When we work with big companies, we see how they accumulate stuff like compulsive hoarders. They find it difficult to discard policies, processes and procedures. Like all compulsive disorders it's hard to shake off. But if you want your organisation to be innovative, that has to change.
In our latest research 75% of the most successful innovators we spoke to said they have a creative, open-minded culture - compared to 66% of the less successful organisations. So there's a strong argument for establishing the conditions for your people to think for themselves, use their ingenuity and not be perfect. You can do that by looking at three main areas of your organisation: your people, your processes and your technology.
Have you got the right people? And are they in the right place?
Leaders can stifle people's creativity. They're the ones that like the sense of control. In our survey 50% of respondents said they don't believe their leaders fully display the vision and passion needed to make innovation happen. So make sure you've got at least some people in management who aren't afraid to act and make decisions without a ton of data. And diversity is key: in terms of race and gender, thinking, mindset and experience. We found that 78% of the most successful innovators in our survey have executive and leadership teams with a diverse range of skills and professional backgrounds, compared with 66% of less successful organisations.
You don't necessarily need to look outside your organisation to change the way things work, to let in some fresh air.
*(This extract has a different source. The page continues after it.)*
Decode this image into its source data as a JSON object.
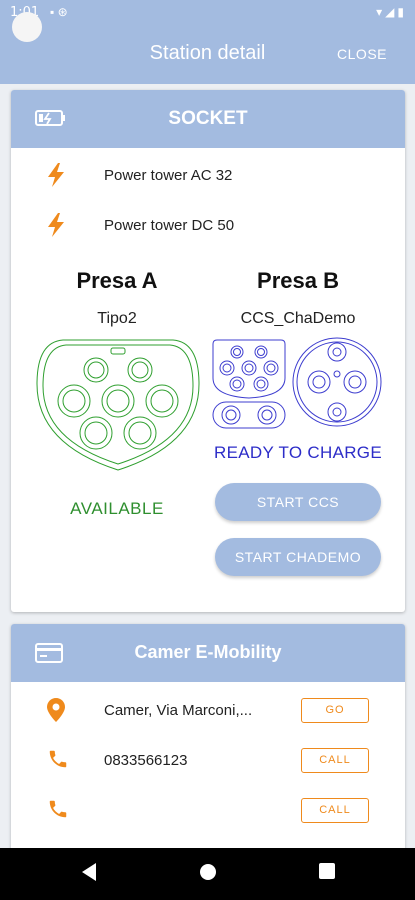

Giving people new roles and responsibilities could kick-start some new projects. Introducing people to new information, new thinking and new colleagues can boost innovative activity. It could be a quick way of injecting diversity. Which sounds useful given that 81% of the leader innovators in our survey said they're making good progress around diversity, compared with 66% of the less successful group.
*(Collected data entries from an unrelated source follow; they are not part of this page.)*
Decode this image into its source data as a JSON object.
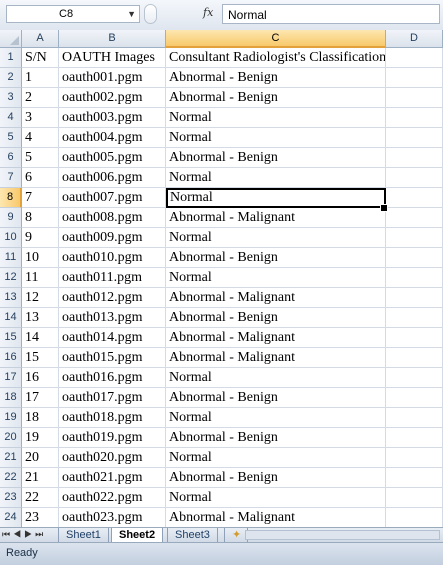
{
  "formula_bar": {
    "name_box": "C8",
    "fx_label": "fx",
    "formula_value": "Normal"
  },
  "columns": [
    "A",
    "B",
    "C",
    "D"
  ],
  "rows": [
    {
      "n": "1",
      "a": "S/N",
      "b": "OAUTH Images",
      "c": "Consultant Radiologist's Classification"
    },
    {
      "n": "2",
      "a": "1",
      "b": "oauth001.pgm",
      "c": "Abnormal - Benign"
    },
    {
      "n": "3",
      "a": "2",
      "b": "oauth002.pgm",
      "c": "Abnormal - Benign"
    },
    {
      "n": "4",
      "a": "3",
      "b": "oauth003.pgm",
      "c": "Normal"
    },
    {
      "n": "5",
      "a": "4",
      "b": "oauth004.pgm",
      "c": "Normal"
    },
    {
      "n": "6",
      "a": "5",
      "b": "oauth005.pgm",
      "c": "Abnormal - Benign"
    },
    {
      "n": "7",
      "a": "6",
      "b": "oauth006.pgm",
      "c": "Normal"
    },
    {
      "n": "8",
      "a": "7",
      "b": "oauth007.pgm",
      "c": "Normal"
    },
    {
      "n": "9",
      "a": "8",
      "b": "oauth008.pgm",
      "c": "Abnormal - Malignant"
    },
    {
      "n": "10",
      "a": "9",
      "b": "oauth009.pgm",
      "c": "Normal"
    },
    {
      "n": "11",
      "a": "10",
      "b": "oauth010.pgm",
      "c": "Abnormal - Benign"
    },
    {
      "n": "12",
      "a": "11",
      "b": "oauth011.pgm",
      "c": "Normal"
    },
    {
      "n": "13",
      "a": "12",
      "b": "oauth012.pgm",
      "c": "Abnormal - Malignant"
    },
    {
      "n": "14",
      "a": "13",
      "b": "oauth013.pgm",
      "c": "Abnormal - Benign"
    },
    {
      "n": "15",
      "a": "14",
      "b": "oauth014.pgm",
      "c": "Abnormal - Malignant"
    },
    {
      "n": "16",
      "a": "15",
      "b": "oauth015.pgm",
      "c": "Abnormal - Malignant"
    },
    {
      "n": "17",
      "a": "16",
      "b": "oauth016.pgm",
      "c": "Normal"
    },
    {
      "n": "18",
      "a": "17",
      "b": "oauth017.pgm",
      "c": "Abnormal - Benign"
    },
    {
      "n": "19",
      "a": "18",
      "b": "oauth018.pgm",
      "c": "Normal"
    },
    {
      "n": "20",
      "a": "19",
      "b": "oauth019.pgm",
      "c": "Abnormal - Benign"
    },
    {
      "n": "21",
      "a": "20",
      "b": "oauth020.pgm",
      "c": "Normal"
    },
    {
      "n": "22",
      "a": "21",
      "b": "oauth021.pgm",
      "c": "Abnormal - Benign"
    },
    {
      "n": "23",
      "a": "22",
      "b": "oauth022.pgm",
      "c": "Normal"
    },
    {
      "n": "24",
      "a": "23",
      "b": "oauth023.pgm",
      "c": "Abnormal - Malignant"
    }
  ],
  "selected_cell": {
    "row": 8,
    "col": "C"
  },
  "sheet_tabs": [
    "Sheet1",
    "Sheet2",
    "Sheet3"
  ],
  "active_sheet": "Sheet2",
  "status": "Ready",
  "colors": {
    "header_bg": "#dbe2eb",
    "active_header": "#f8c96b",
    "gridline": "#d4dbe4",
    "tab_text": "#1f3f66"
  }
}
Great leaders prioritise innovation to deliver revenue growth that outperforms their peers.
What could you simplify? Take a critical look at established processes and ask what they achieve. Take the processes around project management, for example. How many required steps and stage-gates are there just to give someone higher up the chance to intervene? How much time do they add – and how much easier would things be without them? With controls you really can't do without – those that relate to security and compliance, for example – maybe technology could relieve the burden.
For a growing number of organisations, the answer is to adapt the Agile methods pioneered in software development. It means putting together teams of people with different expertise and giving them focused tasks to work on with limited timescales. You can experiment and create things to a minimum standard to test them while they're still rough and ready. You encourage employees to challenge each other and experiment.
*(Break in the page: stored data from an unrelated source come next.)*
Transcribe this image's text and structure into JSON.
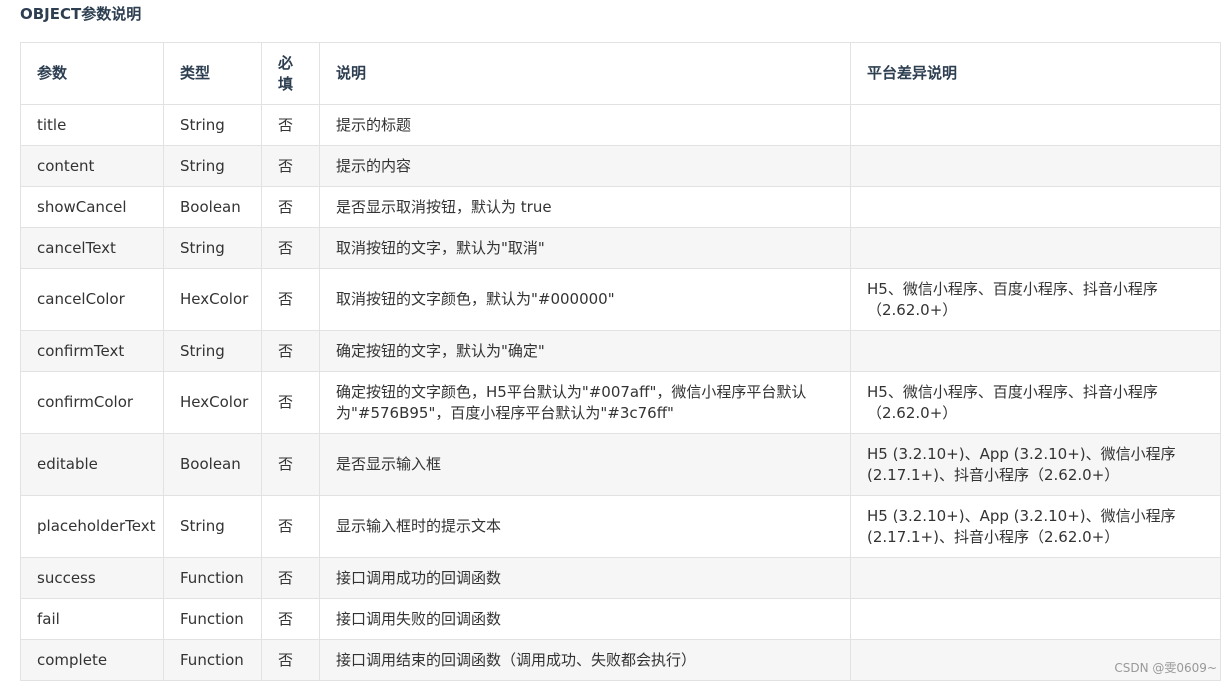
{
  "heading": "OBJECT参数说明",
  "table": {
    "headers": {
      "param": "参数",
      "type": "类型",
      "required": "必填",
      "description": "说明",
      "platform": "平台差异说明"
    },
    "rows": [
      {
        "param": "title",
        "type": "String",
        "required": "否",
        "description": "提示的标题",
        "platform": ""
      },
      {
        "param": "content",
        "type": "String",
        "required": "否",
        "description": "提示的内容",
        "platform": ""
      },
      {
        "param": "showCancel",
        "type": "Boolean",
        "required": "否",
        "description": "是否显示取消按钮，默认为 true",
        "platform": ""
      },
      {
        "param": "cancelText",
        "type": "String",
        "required": "否",
        "description": "取消按钮的文字，默认为\"取消\"",
        "platform": ""
      },
      {
        "param": "cancelColor",
        "type": "HexColor",
        "required": "否",
        "description": "取消按钮的文字颜色，默认为\"#000000\"",
        "platform": "H5、微信小程序、百度小程序、抖音小程序（2.62.0+）"
      },
      {
        "param": "confirmText",
        "type": "String",
        "required": "否",
        "description": "确定按钮的文字，默认为\"确定\"",
        "platform": ""
      },
      {
        "param": "confirmColor",
        "type": "HexColor",
        "required": "否",
        "description": "确定按钮的文字颜色，H5平台默认为\"#007aff\"，微信小程序平台默认为\"#576B95\"，百度小程序平台默认为\"#3c76ff\"",
        "platform": "H5、微信小程序、百度小程序、抖音小程序（2.62.0+）"
      },
      {
        "param": "editable",
        "type": "Boolean",
        "required": "否",
        "description": "是否显示输入框",
        "platform": "H5 (3.2.10+)、App (3.2.10+)、微信小程序 (2.17.1+)、抖音小程序（2.62.0+）"
      },
      {
        "param": "placeholderText",
        "type": "String",
        "required": "否",
        "description": "显示输入框时的提示文本",
        "platform": "H5 (3.2.10+)、App (3.2.10+)、微信小程序 (2.17.1+)、抖音小程序（2.62.0+）"
      },
      {
        "param": "success",
        "type": "Function",
        "required": "否",
        "description": "接口调用成功的回调函数",
        "platform": ""
      },
      {
        "param": "fail",
        "type": "Function",
        "required": "否",
        "description": "接口调用失败的回调函数",
        "platform": ""
      },
      {
        "param": "complete",
        "type": "Function",
        "required": "否",
        "description": "接口调用结束的回调函数（调用成功、失败都会执行）",
        "platform": ""
      }
    ]
  },
  "watermark": "CSDN @雯0609~"
}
Could you take drudgery away? That's what automation is about – not replacing people with robots. By working alongside machines, getting technology to take care of the routine work, employees have time and space to use more intelligence and imagination. And there's an impact on productivity. Employees spend seven per cent of their working week on administrative tasks, at a cost to UK PLC of £1,932 per year. If you can bring in technology to automate just one of those wasted hours a week, it would save £690 per employee a year.
Creating a culture of innovation means cutting back on the things your organisation just doesn't need or finding a different way of doing things. As Steve Jobs told Macworld magazine, "The people who are doing the work are the moving force behind the Macintosh. My job is to create a space for them, to clear out the rest of the organization and keep it at bay."